SUCCESS_KEYWORDS = [
    "correct", "that's right", "passed", "perfect",
    "is right", "is correct", "good understanding",
    "understand correctly", "hitting the nail",
    "no mistake", "accurate", "next unit", "next step"
]


def check_exit_trigger(response_text):
    """
    Detects if LLM response contains keywords indicating a "correct answer."
    Performs negative check to prevent false positives.
    
    Returns:
        is_success: bool
    """
    text_lower = response_text.lower()
    for kw in SUCCESS_KEYWORDS:
        if kw in text_lower:
            # Negative check
            if "not correct" not in text_lower and "incorrect" not in text_lower:
                return True
    return False


# =============================================
# 🔄 5. Prompt Definitions for Retry
# =============================================

LEVEL_CONSTRAINTS = {
    1: (
        "[Instruction] Act as a teacher. "

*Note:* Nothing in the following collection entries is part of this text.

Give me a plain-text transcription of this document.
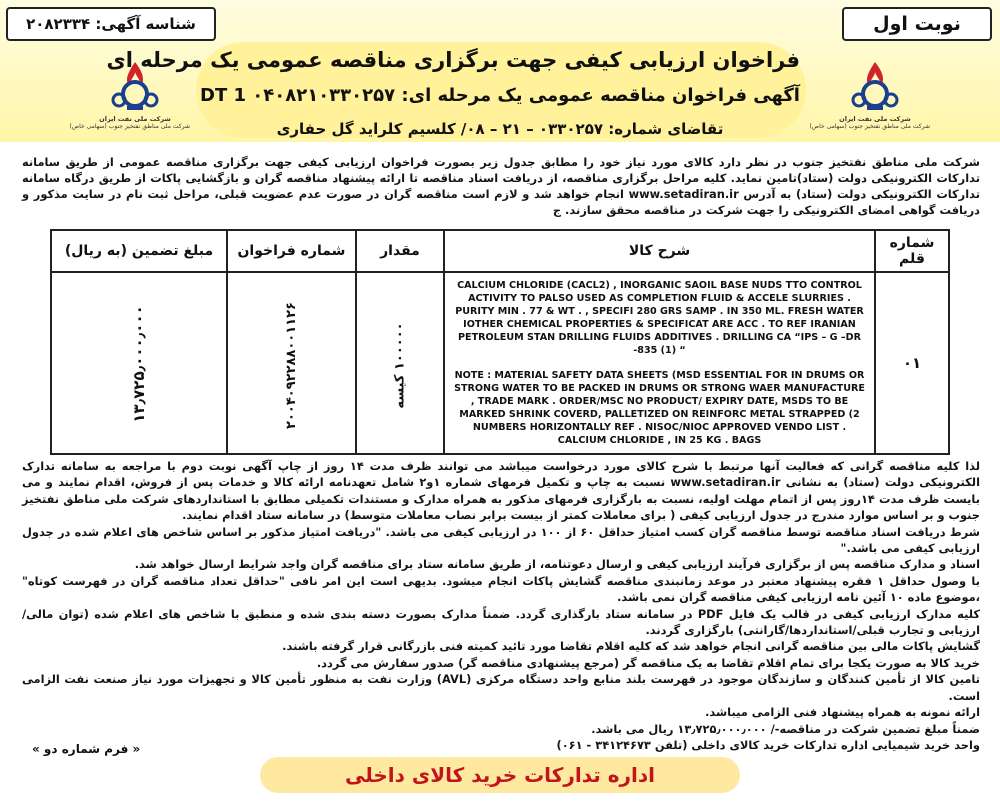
نوبت اول
شناسه آگهی: ۲۰۸۲۳۳۴
شرکت ملی نفت ایران
شرکت ملی مناطق نفتخیز جنوب (سهامی خاص)
شرکت ملی نفت ایران
شرکت ملی مناطق نفتخیز جنوب (سهامی خاص)
فراخوان ارزیابی کیفی جهت برگزاری مناقصه عمومی یک مرحله ای
آگهی فراخوان مناقصه عمومی یک مرحله ای: DT 1 ۰۴۰۸۲۱۰۳۳۰۲۵۷
تقاضای شماره: ۰۳۳۰۲۵۷ – ۲۱ – ۰۸/ کلسیم کلراید گل حفاری
شرکت ملی مناطق نفتخیز جنوب در نظر دارد کالای مورد نیاز خود را مطابق جدول زیر بصورت فراخوان ارزیابی کیفی جهت برگزاری مناقصه عمومی از طریق سامانه تدارکات الکترونیکی دولت (ستاد)تامین نماید. کلیه مراحل برگزاری مناقصه، از دریافت اسناد مناقصه تا ارائه پیشنهاد مناقصه گران و بازگشایی پاکات از طریق درگاه سامانه تدارکات الکترونیکی دولت (ستاد) به آدرس www.setadiran.ir انجام خواهد شد و لازم است مناقصه گران در صورت عدم عضویت قبلی، مراحل ثبت نام در سایت مذکور و دریافت گواهی امضای الکترونیکی را جهت شرکت در مناقصه محقق سازند. ج
شماره قلم	شرح کالا	مقدار	شماره فراخوان	مبلغ تضمین (به ریال)
۰۱	CALCIUM CHLORIDE (CACL2) , INORGANIC SAOIL BASE NUDS TTO CONTROL ACTIVITY TO PALSO USED AS COMPLETION FLUID & ACCELE SLURRIES . PURITY MIN . 77 & WT . , SPECIFI 280 GRS SAMP . IN 350 ML. FRESH WATER IOTHER CHEMICAL PROPERTIES & SPECIFICAT ARE ACC . TO REF IRANIAN PETROLEUM STAN DRILLING FLUIDS ADDITIVES . DRILLING CA “IPS – G –DR -835 (1) “

NOTE : MATERIAL SAFETY DATA SHEETS (MSD ESSENTIAL FOR IN DRUMS OR STRONG WATER TO BE PACKED IN DRUMS OR STRONG WAER MANUFACTURE , TRADE MARK . ORDER/MSC NO PRODUCT/ EXPIRY DATE, MSDS TO BE MARKED SHRINK COVERD, PALLETIZED ON REINFORC METAL STRAPPED (2 NUMBERS HORIZONTALLY REF . NISOC/NIOC APPROVED VENDO LIST . CALCIUM CHLORIDE , IN 25 KG . BAGS	۱۰۰۰۰۰ کیسه	۲۰۰۴۰۹۲۲۸۸۰۰۱۱۲۶	۱۳٫۷۲۵٫۰۰۰٫۰۰۰

لذا کلیه مناقصه گرانی که فعالیت آنها مرتبط با شرح کالای مورد درخواست میباشد می توانند ظرف مدت ۱۴ روز از چاپ آگهی نوبت دوم با مراجعه به سامانه تدارک الکترونیکی دولت (ستاد) به نشانی www.setadiran.ir نسبت به چاپ و تکمیل فرمهای شماره ۱و۲ شامل تعهدنامه ارائه کالا و خدمات پس از فروش، اقدام نمایند و می بایست ظرف مدت ۱۴روز پس از اتمام مهلت اولیه، نسبت به بارگزاری فرمهای مذکور به همراه مدارک و مستندات تکمیلی مطابق با استانداردهای شرکت ملی مناطق نفتخیز جنوب و بر اساس موارد مندرج در جدول ارزیابی کیفی ( برای معاملات کمتر از بیست برابر نصاب معاملات متوسط) در سامانه ستاد اقدام نمایند.

شرط دریافت اسناد مناقصه توسط مناقصه گران کسب امتیاز حداقل ۶۰ از ۱۰۰ در ارزیابی کیفی می باشد. "دریافت امتیاز مذکور بر اساس شاخص های اعلام شده در جدول ارزیابی کیفی می باشد."

اسناد و مدارک مناقصه پس از برگزاری فرآیند ارزیابی کیفی و ارسال دعوتنامه، از طریق سامانه ستاد برای مناقصه گران واجد شرایط ارسال خواهد شد.

با وصول حداقل ۱ فقره پیشنهاد معتبر در موعد زمانبندی مناقصه گشایش پاکات انجام میشود. بدیهی است این امر نافی "حداقل تعداد مناقصه گران در فهرست کوتاه" ،موضوع ماده ۱۰ آئین نامه ارزیابی کیفی مناقصه گران نمی باشد.

کلیه مدارک ارزیابی کیفی در قالب یک فایل PDF در سامانه ستاد بارگذاری گردد. ضمناً مدارک بصورت دسته بندی شده و منطبق با شاخص های اعلام شده (توان مالی/ارزیابی و تجارب قبلی/استانداردها/گارانتی) بارگزاری گردند.

گشایش پاکات مالی بین مناقصه گرانی انجام خواهد شد که کلیه اقلام تقاضا مورد تائید کمیته فنی بازرگانی قرار گرفته باشند.

خرید کالا به صورت یکجا برای تمام اقلام تقاضا به یک مناقصه گر (مرجع پیشنهادی مناقصه گر) صدور سفارش می گردد.

تامین کالا از تأمین کنندگان و سازندگان موجود در فهرست بلند منابع واحد دستگاه مرکزی (AVL) وزارت نفت به منظور تأمین کالا و تجهیزات مورد نیاز صنعت نفت الزامی است.

ارائه نمونه به همراه پیشنهاد فنی الزامی میباشد.

ضمناً مبلغ تضمین شرکت در مناقصه-/ ۱۳٫۷۲۵٫۰۰۰٫۰۰۰ ریال می باشد.

واحد خرید شیمیایی اداره تدارکات خرید کالای داخلی (تلفن ۳۴۱۲۴۶۷۳ - ۰۶۱)

« فرم شماره دو »
اداره تدارکات خرید کالای داخلی
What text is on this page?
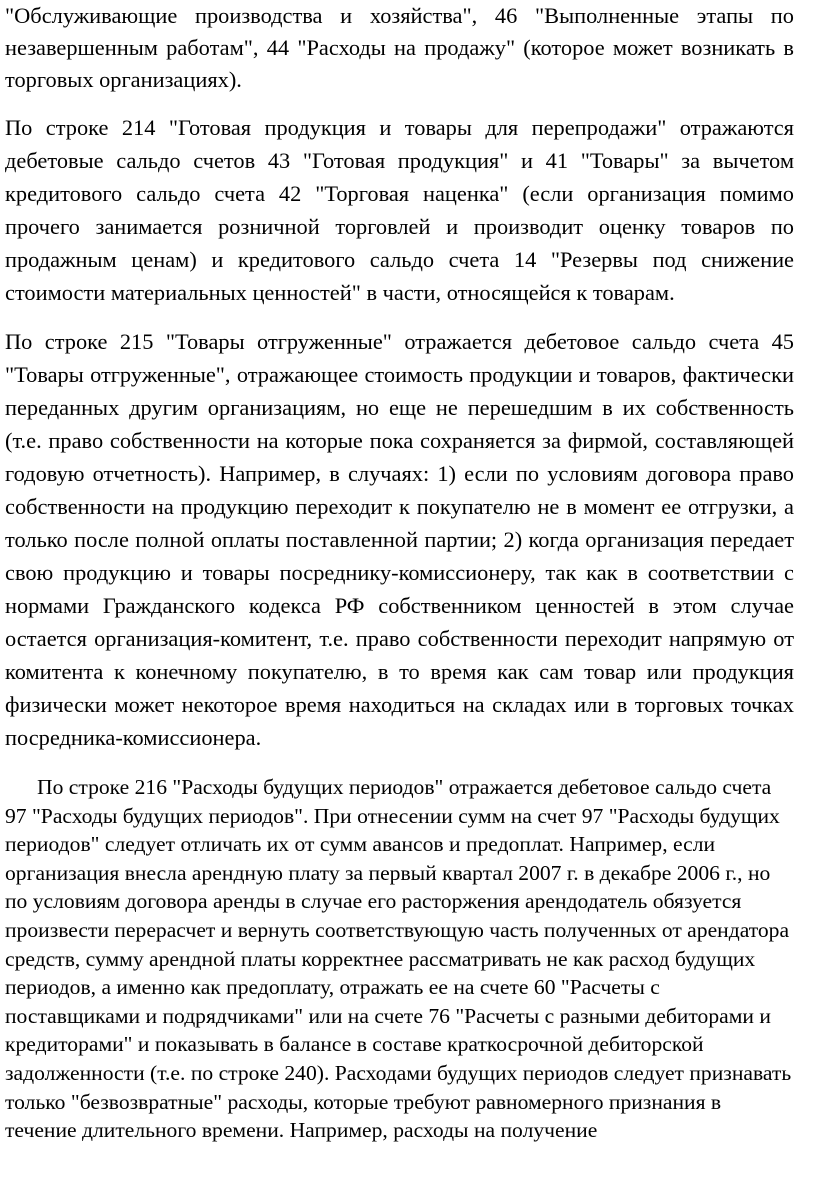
"Обслуживающие производства и хозяйства", 46 "Выполненные этапы по незавершенным работам", 44 "Расходы на продажу" (которое может возникать в торговых организациях).

По строке 214 "Готовая продукция и товары для перепродажи" отражаются дебетовые сальдо счетов 43 "Готовая продукция" и 41 "Товары" за вычетом кредитового сальдо счета 42 "Торговая наценка" (если организация помимо прочего занимается розничной торговлей и производит оценку товаров по продажным ценам) и кредитового сальдо счета 14 "Резервы под снижение стоимости материальных ценностей" в части, относящейся к товарам.

По строке 215 "Товары отгруженные" отражается дебетовое сальдо счета 45 "Товары отгруженные", отражающее стоимость продукции и товаров, фактически переданных другим организациям, но еще не перешедшим в их собственность (т.е. право собственности на которые пока сохраняется за фирмой, составляющей годовую отчетность). Например, в случаях: 1) если по условиям договора право собственности на продукцию переходит к покупателю не в момент ее отгрузки, а только после полной оплаты поставленной партии; 2) когда организация передает свою продукцию и товары посреднику-комиссионеру, так как в соответствии с нормами Гражданского кодекса РФ собственником ценностей в этом случае остается организация-комитент, т.е. право собственности переходит напрямую от комитента к конечному покупателю, в то время как сам товар или продукция физически может некоторое время находиться на складах или в торговых точках посредника-комиссионера.

По строке 216 "Расходы будущих периодов" отражается дебетовое сальдо счета 97 "Расходы будущих периодов". При отнесении сумм на счет 97 "Расходы будущих периодов" следует отличать их от сумм авансов и предоплат. Например, если организация внесла арендную плату за первый квартал 2007 г. в декабре 2006 г., но по условиям договора аренды в случае его расторжения арендодатель обязуется произвести перерасчет и вернуть соответствующую часть полученных от арендатора средств, сумму арендной платы корректнее рассматривать не как расход будущих периодов, а именно как предоплату, отражать ее на счете 60 "Расчеты с поставщиками и подрядчиками" или на счете 76 "Расчеты с разными дебиторами и кредиторами" и показывать в балансе в составе краткосрочной дебиторской задолженности (т.е. по строке 240). Расходами будущих периодов следует признавать только "безвозвратные" расходы, которые требуют равномерного признания в течение длительного времени. Например, расходы на получение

        "Before giving the conclusion, provide a hint and ask a question to guide the user."
    ),
    2: (
        "[Instruction] Refrain from explanations. "

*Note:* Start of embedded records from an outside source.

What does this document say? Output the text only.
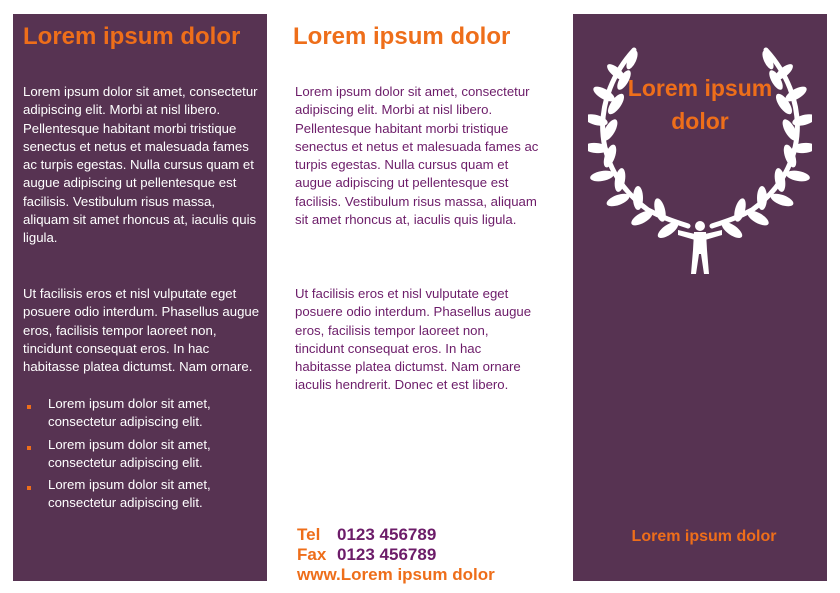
Lorem ipsum dolor

Lorem ipsum dolor sit amet, consectetur adipiscing elit. Morbi at nisl libero. Pellentesque habitant morbi tristique senectus et netus et malesuada fames ac turpis egestas. Nulla cursus quam et augue adipiscing ut pellentesque est facilisis. Vestibulum risus massa, aliquam sit amet rhoncus at, iaculis quis ligula.

Ut facilisis eros et nisl vulputate eget posuere odio interdum. Phasellus augue eros, facilisis tempor laoreet non, tincidunt consequat eros. In hac habitasse platea dictumst. Nam ornare.

Lorem ipsum dolor sit amet, consectetur adipiscing elit.
Lorem ipsum dolor sit amet, consectetur adipiscing elit.
Lorem ipsum dolor sit amet, consectetur adipiscing elit.
Lorem ipsum dolor

Lorem ipsum dolor sit amet, consectetur adipiscing elit. Morbi at nisl libero. Pellentesque habitant morbi tristique senectus et netus et malesuada fames ac turpis egestas. Nulla cursus quam et augue adipiscing ut pellentesque est facilisis. Vestibulum risus massa, aliquam sit amet rhoncus at, iaculis quis ligula.

Ut facilisis eros et nisl vulputate eget posuere odio interdum. Phasellus augue eros, facilisis tempor laoreet non, tincidunt consequat eros. In hac habitasse platea dictumst. Nam ornare iaculis hendrerit. Donec et est libero.

Tel 0123 456789
Fax 0123 456789
www.Lorem ipsum dolor
Lorem ipsum dolor
Lorem ipsum dolor
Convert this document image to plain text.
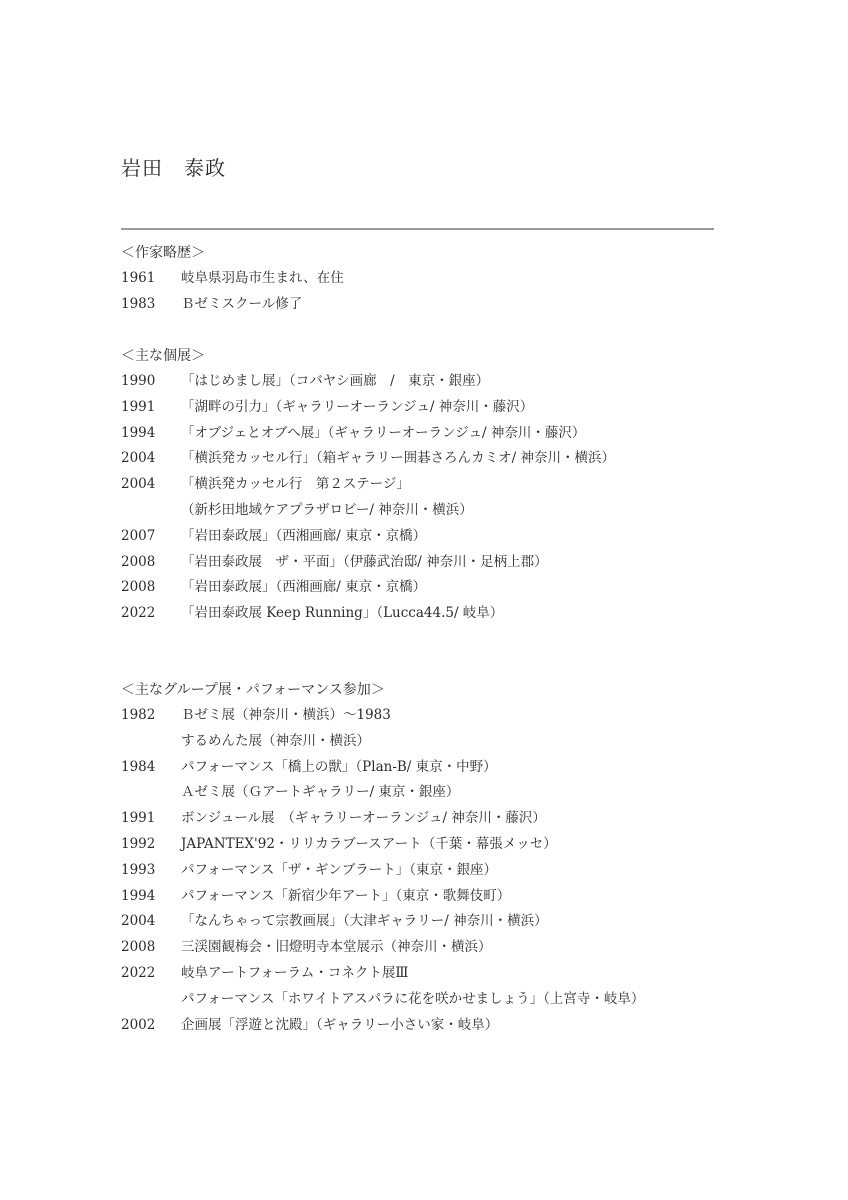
岩田　泰政
＜作家略歴＞
1961	岐阜県羽島市生まれ、在住
1983	Ｂゼミスクール修了
＜主な個展＞
1990	「はじめまし展」（コバヤシ画廊　/　東京・銀座）
1991	「湖畔の引力」（ギャラリーオーランジュ/ 神奈川・藤沢）
1994	「オブジェとオブへ展」（ギャラリーオーランジュ/ 神奈川・藤沢）
2004	「横浜発カッセル行」（箱ギャラリー囲碁さろんカミオ/ 神奈川・横浜）
2004	「横浜発カッセル行　第２ステージ」
（新杉田地域ケアプラザロビー/ 神奈川・横浜）
2007	「岩田泰政展」（西湘画廊/ 東京・京橋）
2008	「岩田泰政展　ザ・平面」（伊藤武治邸/ 神奈川・足柄上郡）
2008	「岩田泰政展」（西湘画廊/ 東京・京橋）
2022	「岩田泰政展 Keep Running」（Lucca44.5/ 岐阜）
＜主なグループ展・パフォーマンス参加＞
1982	Ｂゼミ展（神奈川・横浜）～1983
するめんた展（神奈川・横浜）
1984	パフォーマンス「橋上の獣」（Plan-B/ 東京・中野）
Ａゼミ展（Ｇアートギャラリー/ 東京・銀座）
1991	ボンジュール展　（ギャラリーオーランジュ/ 神奈川・藤沢）
1992	JAPANTEX'92・リリカラブースアート（千葉・幕張メッセ）
1993	パフォーマンス「ザ・ギンブラート」（東京・銀座）
1994	パフォーマンス「新宿少年アート」（東京・歌舞伎町）
2004	「なんちゃって宗教画展」（大津ギャラリー/ 神奈川・横浜）
2008	三渓園観梅会・旧燈明寺本堂展示（神奈川・横浜）
2022	岐阜アートフォーラム・コネクト展Ⅲ
パフォーマンス「ホワイトアスパラに花を咲かせましょう」（上宮寺・岐阜）
2002	企画展「浮遊と沈殿」（ギャラリー小さい家・岐阜）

        "Throw a metaphor like 'It's like ~' or a question that doubts the user's common sense."
    ),
    3: (
        "[Absolute Order] You are a cold Socrates. "

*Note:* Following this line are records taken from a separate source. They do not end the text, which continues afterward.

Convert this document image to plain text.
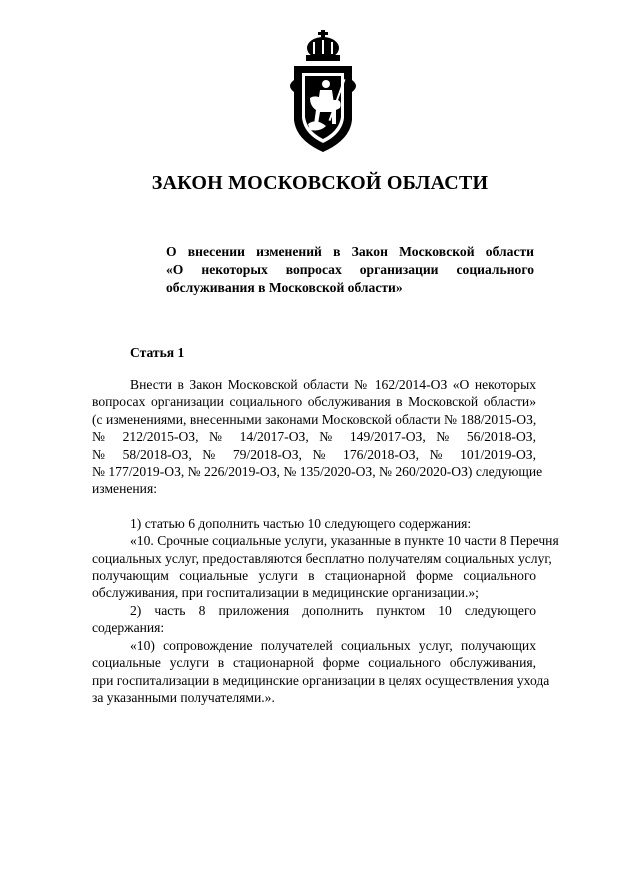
ЗАКОН МОСКОВСКОЙ ОБЛАСТИ
О внесении изменений в Закон Московской области
«О некоторых вопросах организации социального
обслуживания в Московской области»
Статья 1
Внести в Закон Московской области № 162/2014-ОЗ «О некоторых
вопросах организации социального обслуживания в Московской области»
(с изменениями, внесенными законами Московской области № 188/2015-ОЗ,
№ 212/2015-ОЗ, № 14/2017-ОЗ, № 149/2017-ОЗ, № 56/2018-ОЗ,
№ 58/2018-ОЗ, № 79/2018-ОЗ, № 176/2018-ОЗ, № 101/2019-ОЗ,
№ 177/2019-ОЗ, № 226/2019-ОЗ, № 135/2020-ОЗ, № 260/2020-ОЗ) следующие
изменения:

1) статью 6 дополнить частью 10 следующего содержания:

«10. Срочные социальные услуги, указанные в пункте 10 части 8 Перечня
социальных услуг, предоставляются бесплатно получателям социальных услуг,
получающим социальные услуги в стационарной форме социального
обслуживания, при госпитализации в медицинские организации.»;

2) часть 8 приложения дополнить пунктом 10 следующего содержания:

«10) сопровождение получателей социальных услуг, получающих
социальные услуги в стационарной форме социального обслуживания,
при госпитализации в медицинские организации в целях осуществления ухода
за указанными получателями.».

        "No answers, explanations, or empathy required. "
        "Return only one short counter-question that strikes at the user's 'assumptions.'"
    ),
}


def build_retry_prompt(original_system_prompt, feedback, level=1):
    """
    Constructs system prompt for One-shot Retry.
    
    Args:
        original_system_prompt: Original system prompt
        feedback: Feedback from Socratic Validation
        level: Socratic level
    
    Returns:
        retry_system_prompt: str
    """
    constraint = LEVEL_CONSTRAINTS.get(level, LEVEL_CONSTRAINTS[1])
    return (
        f"{original_system_prompt}\n\n"
        f"[Regeneration Instruction]\n{feedback}\n{constraint}\n"
        f"*Make sure to complete the sentence so it doesn't cut off halfway."